SAVAŞA DEVAM

Yazan: Turgut Koçak 8 Ağustos 2015

Yıllarca “çözüm süreci” adı altında çözümsüzlük üretildi. Seçim zamanı ne zaman yaklaştı, AKP, PKK ile anlaşmaya varıp olayları şıp diye kesti. Dönüp Türkiye halkına; “bakın görüyor musunuz analar ağlamıyor, şehit cenazeleri gelmiyor” dedi.
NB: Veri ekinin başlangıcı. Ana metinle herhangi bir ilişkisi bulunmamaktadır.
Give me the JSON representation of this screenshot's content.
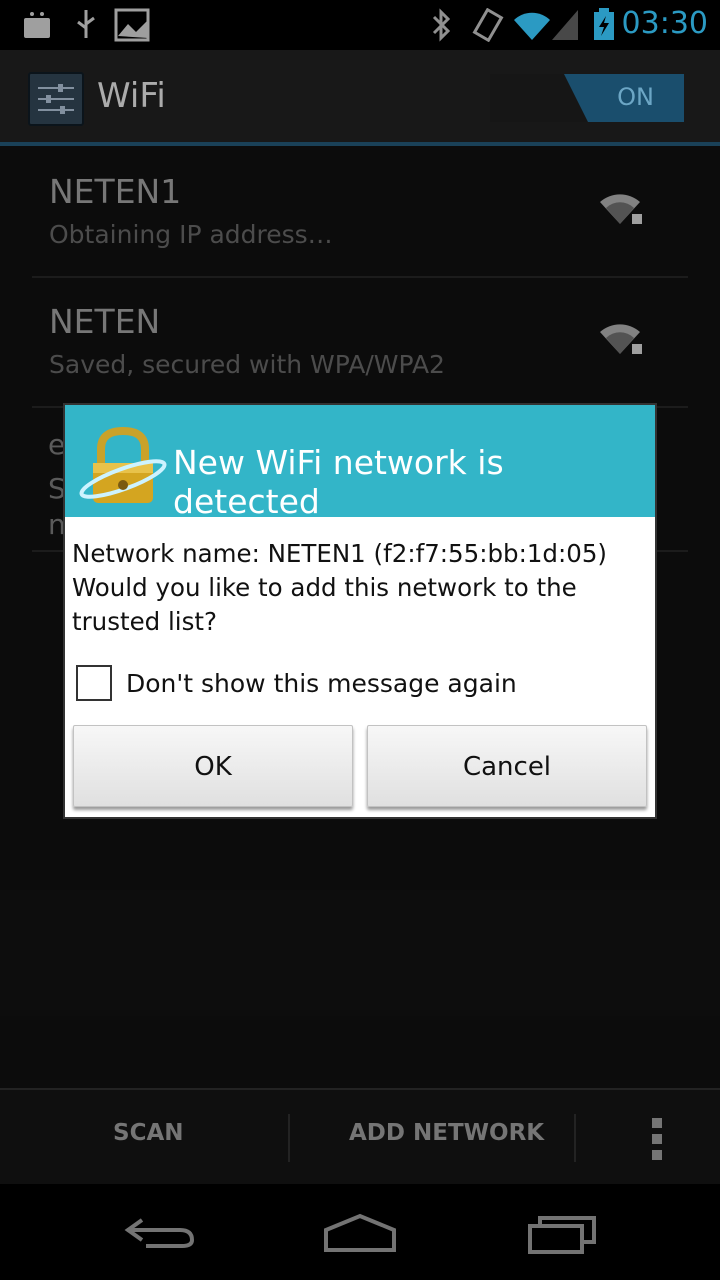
{
  "status_bar": {
    "time": "03:30",
    "icons": [
      "android-debug-icon",
      "usb-icon",
      "gallery-icon",
      "bluetooth-icon",
      "vibrate-icon",
      "wifi-signal-icon",
      "cell-signal-icon",
      "battery-charging-icon"
    ]
  },
  "action_bar": {
    "title": "WiFi",
    "toggle_label": "ON",
    "icon": "settings-sliders-icon"
  },
  "networks": [
    {
      "name": "NETEN1",
      "status": "Obtaining IP address…"
    },
    {
      "name": "NETEN",
      "status": "Saved, secured with WPA/WPA2"
    }
  ],
  "partial_network": {
    "line1": "e",
    "line2": "S",
    "line3": "n"
  },
  "dialog": {
    "title": "New WiFi network is detected",
    "network_line": "Network name: NETEN1 (f2:f7:55:bb:1d:05)",
    "question": "Would you like to add this network to the trusted list?",
    "checkbox_label": "Don't show this message again",
    "ok_label": "OK",
    "cancel_label": "Cancel"
  },
  "bottom_bar": {
    "scan_label": "SCAN",
    "add_label": "ADD NETWORK"
  },
  "colors": {
    "accent": "#33b5e5",
    "dialog_header": "#33b5c8"
  }
}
Doğuda Kürt ağaları, şeyhleri, şıhları ile anlaşan AKP’nin işleri tıkırındaydı. Bu bölgede oyların yarısından fazlasını alıyor, dönüp bir de üstüne üstlük muhalefet partilerine, “siz Sivas’tan öbür tarafa gidebiliyor musunuz” diye sormak cüretinde bulunuyordu. Deyim yerindeyse devlet AKP’nin bu bölgede raha rahat politika yapmasını sağlar ve gerekli güvenlik önlemlerini alırken başka hiç kimse için can güvenliği söz konusu bile değildi. Bakıyorsunuz Recep Tayyip Erdoğan Hakkari’ye mi gitmiş, dağ taş güvenlik görevlisi ile dolduruluyor, 5000’in üstünde yakın korumayla orada boy gösterip caka satıyor bizlere…

Neymiş efendim?

Kendilerinden başka kimse buralara gidebiliyor muymuş?
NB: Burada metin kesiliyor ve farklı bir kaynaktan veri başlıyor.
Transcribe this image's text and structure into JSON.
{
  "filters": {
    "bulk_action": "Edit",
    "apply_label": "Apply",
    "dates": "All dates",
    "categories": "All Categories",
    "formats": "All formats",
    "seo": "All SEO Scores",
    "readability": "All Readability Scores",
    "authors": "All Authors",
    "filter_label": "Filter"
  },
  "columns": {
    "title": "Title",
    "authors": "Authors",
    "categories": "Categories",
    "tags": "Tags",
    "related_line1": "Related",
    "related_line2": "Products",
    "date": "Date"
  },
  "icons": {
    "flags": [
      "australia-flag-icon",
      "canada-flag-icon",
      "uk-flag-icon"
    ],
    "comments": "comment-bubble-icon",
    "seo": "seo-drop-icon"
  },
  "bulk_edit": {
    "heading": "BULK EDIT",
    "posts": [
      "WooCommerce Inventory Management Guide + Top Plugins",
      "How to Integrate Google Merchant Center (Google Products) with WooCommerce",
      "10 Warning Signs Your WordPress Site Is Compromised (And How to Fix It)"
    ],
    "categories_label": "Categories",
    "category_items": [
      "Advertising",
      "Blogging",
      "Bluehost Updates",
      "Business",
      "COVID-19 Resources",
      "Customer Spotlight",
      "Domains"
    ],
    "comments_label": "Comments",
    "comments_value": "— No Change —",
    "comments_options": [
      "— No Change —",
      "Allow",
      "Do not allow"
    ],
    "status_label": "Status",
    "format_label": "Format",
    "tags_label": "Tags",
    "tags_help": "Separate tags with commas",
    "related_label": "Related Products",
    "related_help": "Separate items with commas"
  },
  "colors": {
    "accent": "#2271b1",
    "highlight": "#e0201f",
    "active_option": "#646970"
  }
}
Bir iktidar düşünün ki, ülkede can güvenliğini sağlayamıyor, hatta bizzat bu iktidarın varlığı can güvenliğini tehlikeye düşürmüş, sonra da çıkmış pişkin pişkin siz “Sivas’tan öte geçebiliyor musunuz” diyebiliyor. Utanmazlığın arlanmazlığın derecesi öyle büyük ki, bunlara ne söylense az.

İstanbul Kadıköy’de kartopu oynarken bıçaklanarak öldürülen gazeteci Nuh Köklü’nün katili Serkan Azizoğlu’nun ağabeyinin, Cumhurbaşkanı Recep Tayyip Erdoğan’a bir mektup yazdığı ortaya çıktı.

BİMER üzerinden Cumhurbaşkanı Erdoğan’a gönderilen mektup katilin ağabeyi Barış Azizoğlu imzasını taşıyor.

Mektup, “Bizler sizi seven ve gönül veren kişileriz” ifadeleriyle başlıyor.

Kendisinin Kasımpaşa tarikatlarından birinde olduğunu, Nuh Köklü’nün ise AKP karşıtı ve “Gezici"olduğunu yazan Azizoğlu’nun, “Sizlere duacıyız, bu olayda yanımızda olmanızı temenni ederiz. Rabbime emanet olun Allah yardımcınız olsun. Selamın Aleyküm” ifadelerini kullandığı görülüyor.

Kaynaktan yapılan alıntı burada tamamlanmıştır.